For six years (1717-1723), Johann Sebastian Bach led one of the two finest orchestras of Germany. As music director at the palace of Köthen, he presided over a small but excellent orchestra of musicians who had formerly worked at the palace of Berlin. The prince of Köthen had successfully recruited these musicians from Berlin. The Berlin-Köthen musicians inspired in Bach an outpouring of virtuoso compositions for small orchestra. These pieces have become amongst the most beloved orchestral works in the world – the Brandenburg Concertos, the orchestral suites, and the violin concertos.

by Elias Gottlob Haussman
The opening Overture follows the classic French style, featuring a grand opening and closing section of dotted rhythms, sandwiching a fast, fugal middle section. The flute often doubles the first violins but breaks away for virtuosic episodes. The Rondeau is a graceful dance characterized by a recurring theme interspersed with contrasting episodes, providing a sense of balanced, courtly symmetry.

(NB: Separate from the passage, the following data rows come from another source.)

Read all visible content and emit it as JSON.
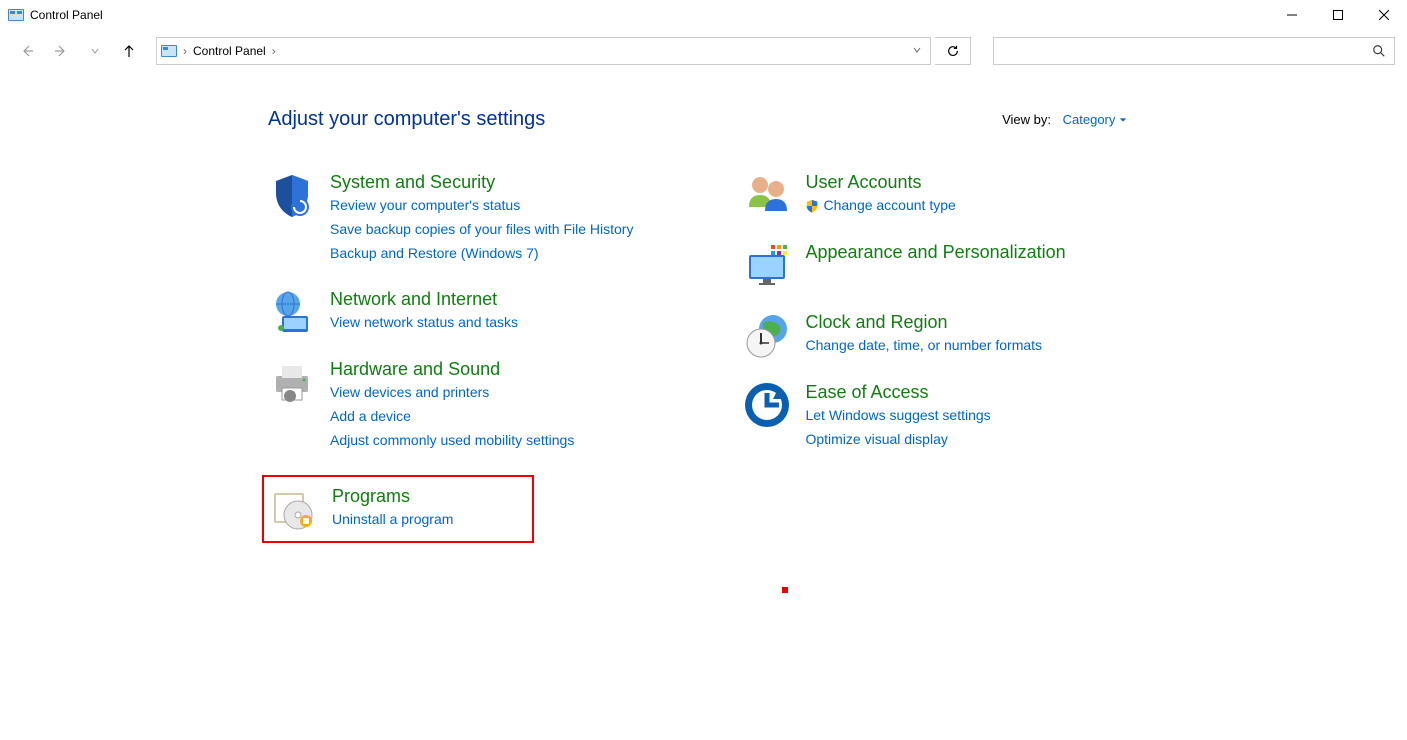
{
  "window": {
    "title": "Control Panel"
  },
  "breadcrumb": {
    "root": "Control Panel"
  },
  "page": {
    "title": "Adjust your computer's settings",
    "viewby_label": "View by:",
    "viewby_value": "Category"
  },
  "left_col": [
    {
      "title": "System and Security",
      "links": [
        "Review your computer's status",
        "Save backup copies of your files with File History",
        "Backup and Restore (Windows 7)"
      ]
    },
    {
      "title": "Network and Internet",
      "links": [
        "View network status and tasks"
      ]
    },
    {
      "title": "Hardware and Sound",
      "links": [
        "View devices and printers",
        "Add a device",
        "Adjust commonly used mobility settings"
      ]
    },
    {
      "title": "Programs",
      "links": [
        "Uninstall a program"
      ],
      "highlighted": true
    }
  ],
  "right_col": [
    {
      "title": "User Accounts",
      "links": [
        "Change account type"
      ],
      "shield": [
        true
      ]
    },
    {
      "title": "Appearance and Personalization",
      "links": []
    },
    {
      "title": "Clock and Region",
      "links": [
        "Change date, time, or number formats"
      ]
    },
    {
      "title": "Ease of Access",
      "links": [
        "Let Windows suggest settings",
        "Optimize visual display"
      ]
    }
  ]
}
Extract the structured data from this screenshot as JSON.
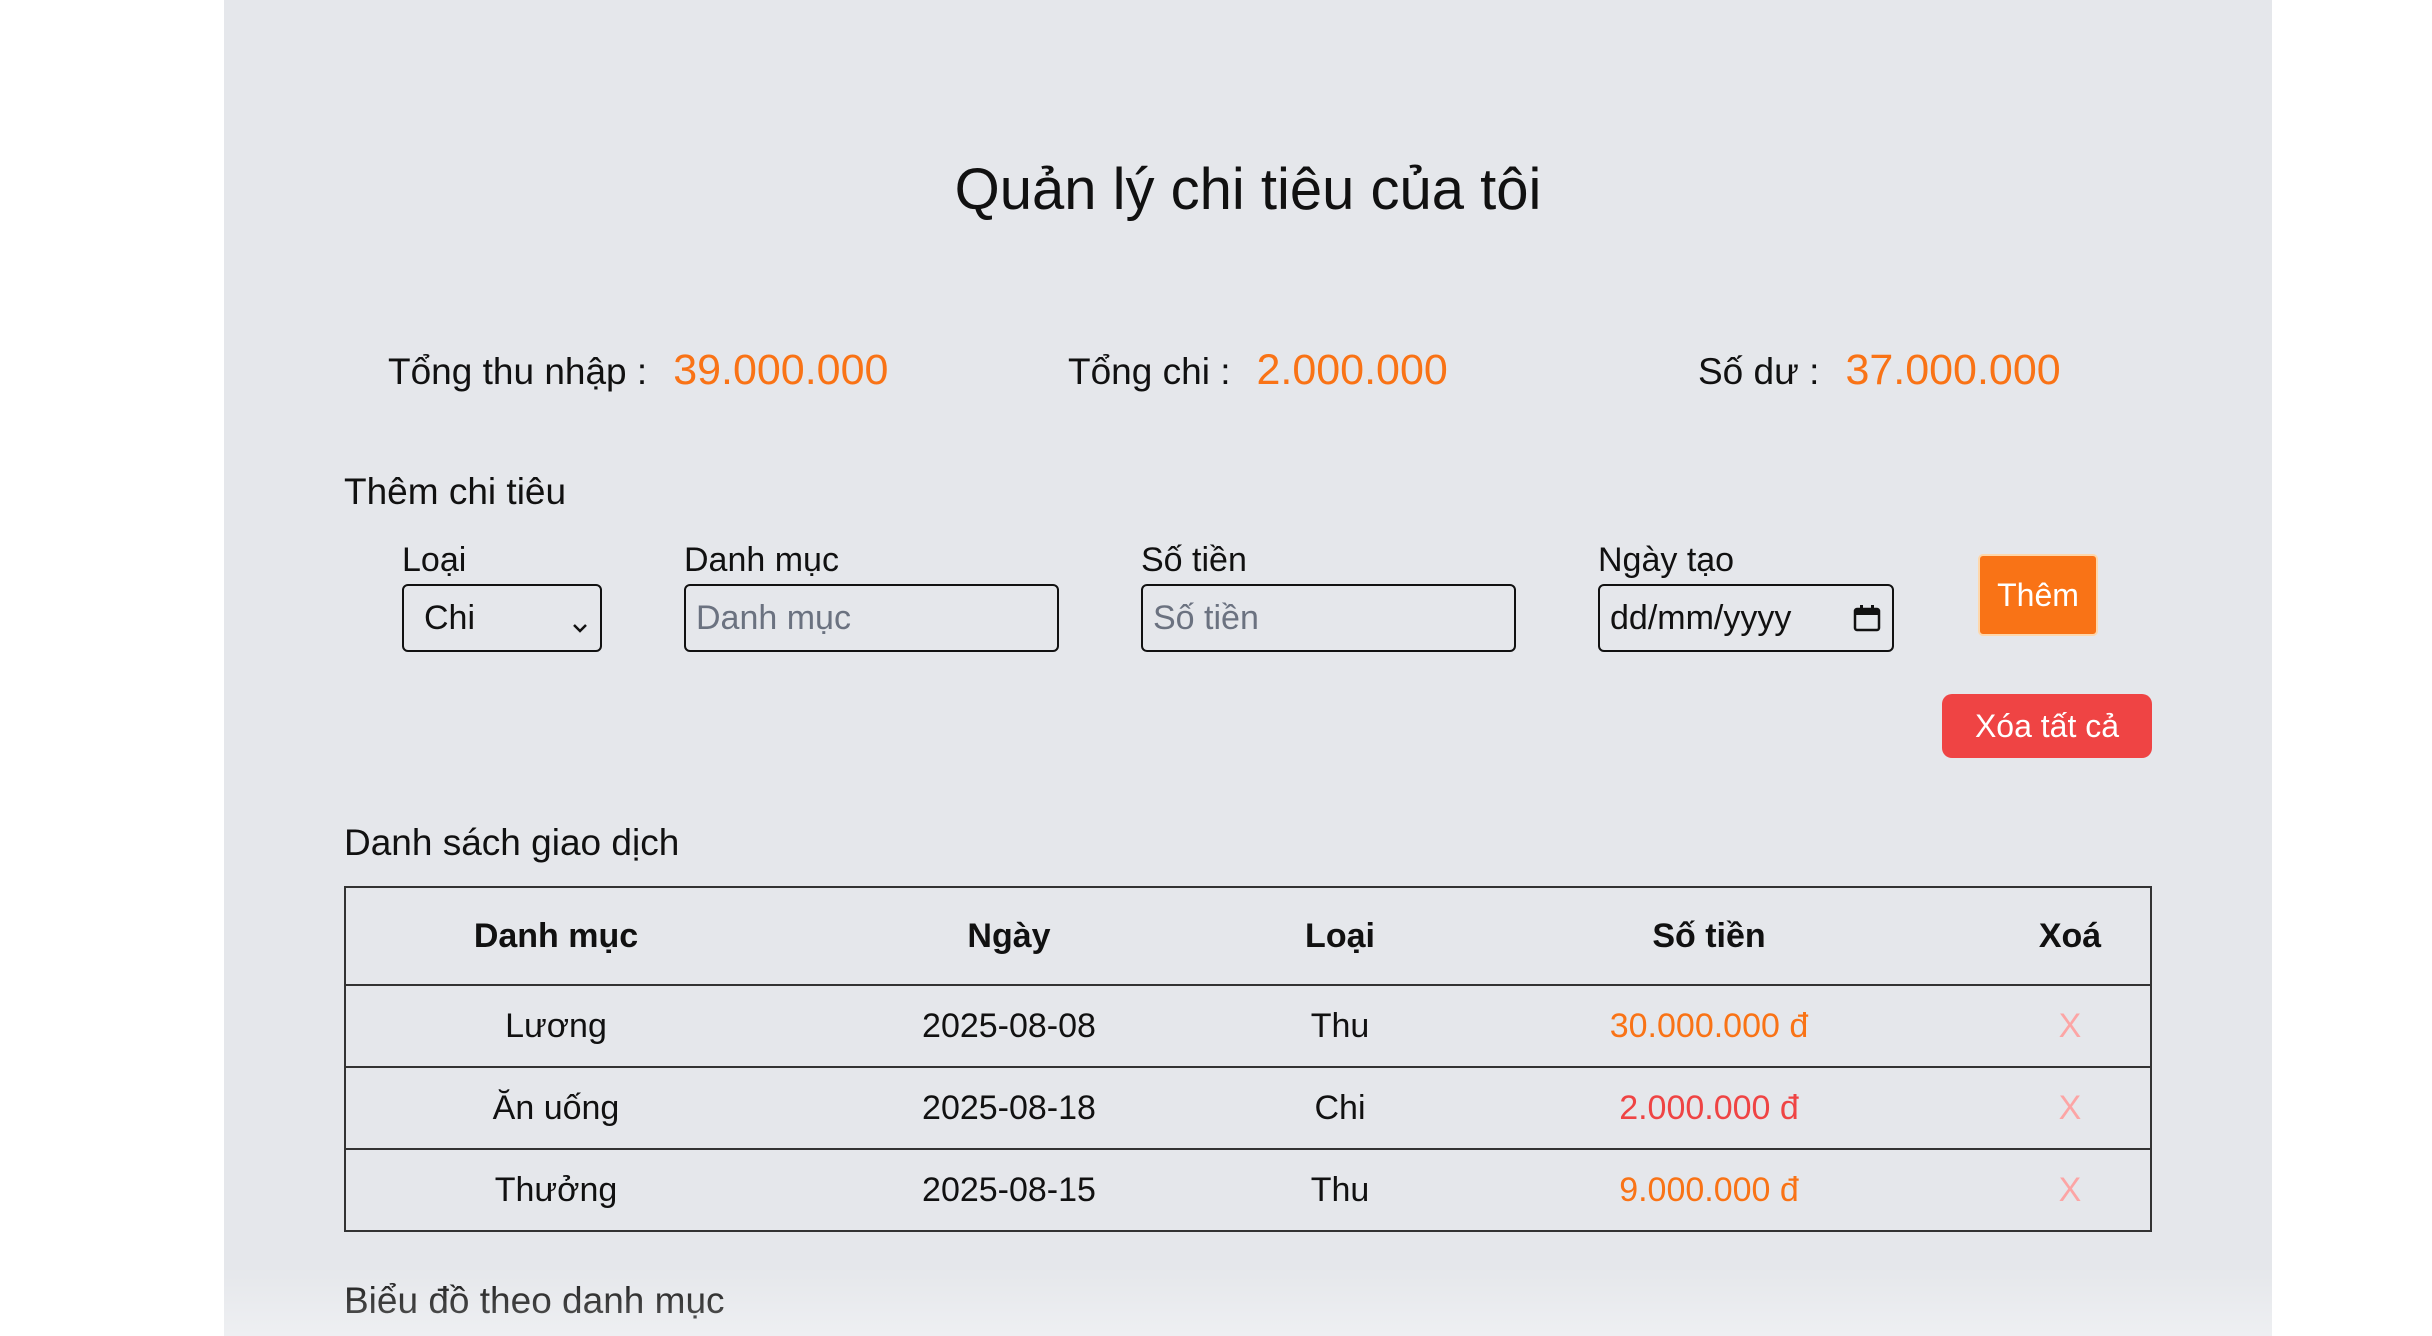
{
  "page": {
    "title": "Quản lý chi tiêu của tôi"
  },
  "summary": {
    "income_label": "Tổng thu nhập :",
    "income_value": "39.000.000",
    "expense_label": "Tổng chi :",
    "expense_value": "2.000.000",
    "balance_label": "Số dư :",
    "balance_value": "37.000.000"
  },
  "form": {
    "section_title": "Thêm chi tiêu",
    "type_label": "Loại",
    "type_selected": "Chi",
    "category_label": "Danh mục",
    "category_placeholder": "Danh mục",
    "amount_label": "Số tiền",
    "amount_placeholder": "Số tiền",
    "date_label": "Ngày tạo",
    "date_placeholder": "dd/mm/yyyy",
    "add_button": "Thêm",
    "clear_all_button": "Xóa tất cả"
  },
  "transactions": {
    "section_title": "Danh sách giao dịch",
    "headers": {
      "category": "Danh mục",
      "date": "Ngày",
      "type": "Loại",
      "amount": "Số tiền",
      "delete": "Xoá"
    },
    "rows": [
      {
        "category": "Lương",
        "date": "2025-08-08",
        "type": "Thu",
        "amount": "30.000.000 đ",
        "delete": "X"
      },
      {
        "category": "Ăn uống",
        "date": "2025-08-18",
        "type": "Chi",
        "amount": "2.000.000 đ",
        "delete": "X"
      },
      {
        "category": "Thưởng",
        "date": "2025-08-15",
        "type": "Thu",
        "amount": "9.000.000 đ",
        "delete": "X"
      }
    ]
  },
  "chart_section": {
    "title": "Biểu đồ theo danh mục"
  },
  "colors": {
    "accent_orange": "#f97316",
    "danger_red": "#ef4444",
    "panel_bg": "#e5e7eb",
    "delete_x": "#fca5a5"
  },
  "icons": {
    "select_arrow": "chevron-down-icon",
    "date_picker": "calendar-icon"
  }
}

The Sarabande is a slow, stately dance in triple meter. Bach employs a canon here — the bass line follows the melody exactly but at a different interval, creating a dense, emotive texture.
The pair of Bourrées are lighthearted, earthy dances, featuring the flute in a playful display of virtuosity in the second Bourrée. The Polonaise pays homage to the Polish folk dance, followed by its Double – its variation whereby the continuo section maintains the Polonaise theme while the flute performs a dazzling, continuous stream of sixteenth notes above them. The penultimate Menuet is elegant and understated, serving as a momentary breath of air before the high-energy finale. The closing Badinerie gets its name from the French word badiner (to jest or trifle). This is the suite’s most famous movement—a lightning-fast display of flute virtuosity that has made its way to become a staple of popular culture.

by Atelier d’André Bouys
Vivaldi’s Concerto in F major, RV 572, an example of a “concerto for multiple instruments,” is an arrangement of an earlier concerto for just violin and cello, RV 544, with the same subtitle of “Il Proteo o sia il mondo al rovescio” (Proteus, or the World Turned Upside-Down). The latter phrase is a popular Baroque trope often associated with Carnival, where social and natural orders are inverted. In its original form of RV 544, Vivaldi turns the world “upside down” by writing the violin part in the bass clef (as if it were a cello) and the cello part in the treble clef (as if it were a violin), letting them occupy tonal registers that subvert traditional expectations. The evocative drone of the viola throughout the first movement acts as the central axis in the middle of the score, becoming the horizontal axis of this mirror where the two soloists switch roles. The viola drone is also widely interpreted to represent the shape-shifting god Proteus, whose omnipresence is felt through his ability to take different forms.
Vivaldi later expanded RV 544 into a concerto that also included solos for flute, oboe and harpsichord. Recent research suggests that this expanded version (RV 572) may have been prepared for the orchestra of Cardinal Pietro Ottoboni in Rome. Ottoboni’s ensemble was one of the few in Italy at the time that could boast the specific “extra” wind players and virtuoso harpsichordist required. Whilst the original “upside down” switching of the violin and cello ranges went away with this version, Vivaldi gained access to the tonal colors of more instruments as soloists pair up to engage in friendly conversation and dramatic sparring.